The university was founded in 1997, following the humanitarian philosophies of its predecessor.

In 2016, on the eve of the school's anniversary, the Universidad Modelo opened a building for its faculty of health sciences.

On 8 November 2019, the university premiered "Los días de otoño", a film written, filmed and edited by students of Communication.

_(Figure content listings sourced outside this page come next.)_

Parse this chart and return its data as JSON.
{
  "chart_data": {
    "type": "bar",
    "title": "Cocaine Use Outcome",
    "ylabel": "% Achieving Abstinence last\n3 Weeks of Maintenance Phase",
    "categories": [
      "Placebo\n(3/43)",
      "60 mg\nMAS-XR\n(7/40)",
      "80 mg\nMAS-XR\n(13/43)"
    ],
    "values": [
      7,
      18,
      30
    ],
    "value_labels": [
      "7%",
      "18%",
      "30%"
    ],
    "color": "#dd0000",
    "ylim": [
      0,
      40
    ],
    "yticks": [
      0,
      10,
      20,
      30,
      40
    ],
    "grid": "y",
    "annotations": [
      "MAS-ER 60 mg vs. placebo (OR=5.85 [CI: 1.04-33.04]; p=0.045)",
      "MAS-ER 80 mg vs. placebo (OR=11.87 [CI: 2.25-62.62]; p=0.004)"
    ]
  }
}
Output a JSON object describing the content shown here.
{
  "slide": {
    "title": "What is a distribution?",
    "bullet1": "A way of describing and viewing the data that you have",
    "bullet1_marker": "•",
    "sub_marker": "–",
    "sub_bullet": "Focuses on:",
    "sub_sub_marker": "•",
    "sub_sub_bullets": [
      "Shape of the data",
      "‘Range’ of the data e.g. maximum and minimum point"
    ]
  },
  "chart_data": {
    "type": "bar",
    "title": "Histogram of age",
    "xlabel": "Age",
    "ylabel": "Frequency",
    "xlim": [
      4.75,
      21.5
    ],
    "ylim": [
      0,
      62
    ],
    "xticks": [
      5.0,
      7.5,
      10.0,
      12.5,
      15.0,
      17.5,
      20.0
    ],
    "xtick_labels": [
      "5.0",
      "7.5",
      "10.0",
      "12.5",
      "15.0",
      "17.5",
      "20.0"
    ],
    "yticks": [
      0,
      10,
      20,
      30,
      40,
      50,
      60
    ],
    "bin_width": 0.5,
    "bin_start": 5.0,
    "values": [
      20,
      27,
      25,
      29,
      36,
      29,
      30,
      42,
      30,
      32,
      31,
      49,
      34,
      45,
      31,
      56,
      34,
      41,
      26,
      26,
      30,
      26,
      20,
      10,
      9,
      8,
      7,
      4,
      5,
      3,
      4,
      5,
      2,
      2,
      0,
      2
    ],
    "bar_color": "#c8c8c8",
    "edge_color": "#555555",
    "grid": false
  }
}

In 2021, the Universidad Modelo opened a building for its engineering school.

==Campuses==
The Universidad Modelo contains two campuses in Yucatán and one in Quintana Roo.

===Mérida Campus===
- Business School
- Law School
- Design school
- School of Humanities
- School of Architecture
- School of Health
- Engineering school

===Valladolid Campus===
- Business School
- School of Health
- School of Architecture
- School of Humanities
- Law School
- Design school

===Chetumal Campus===
- School of Health
- Law School
- School of Humanities
- Design school
- Business School

== Accreditation ==
The university has national and international accreditations from various institutions.
- ANDPADEH: Acreditación Nacional de Programas de Arquitectura y Disciplinas del Espacio Habitable
- CACEI: Council for Accreditation of Engineering Education
- CNEIP: Consejo Nacional para la Enseñanza e Investigación en Psicología
- CONAC: Consejo de Acreditación de la Comunicación y las Ciencias Sociales

== International relations ==
The Universidad Modelo offers to their students various opportunities of academic exchange to educational institutions outside of Mexico. The following institutions currently offer academic exchange programs with the Universidad Modelo: University of Seville, University of the Basque Country, University of Insubria, Pontificia Universidad Católica de Paraná, Universidad Ramón Llull, and Pompeu Fabra University.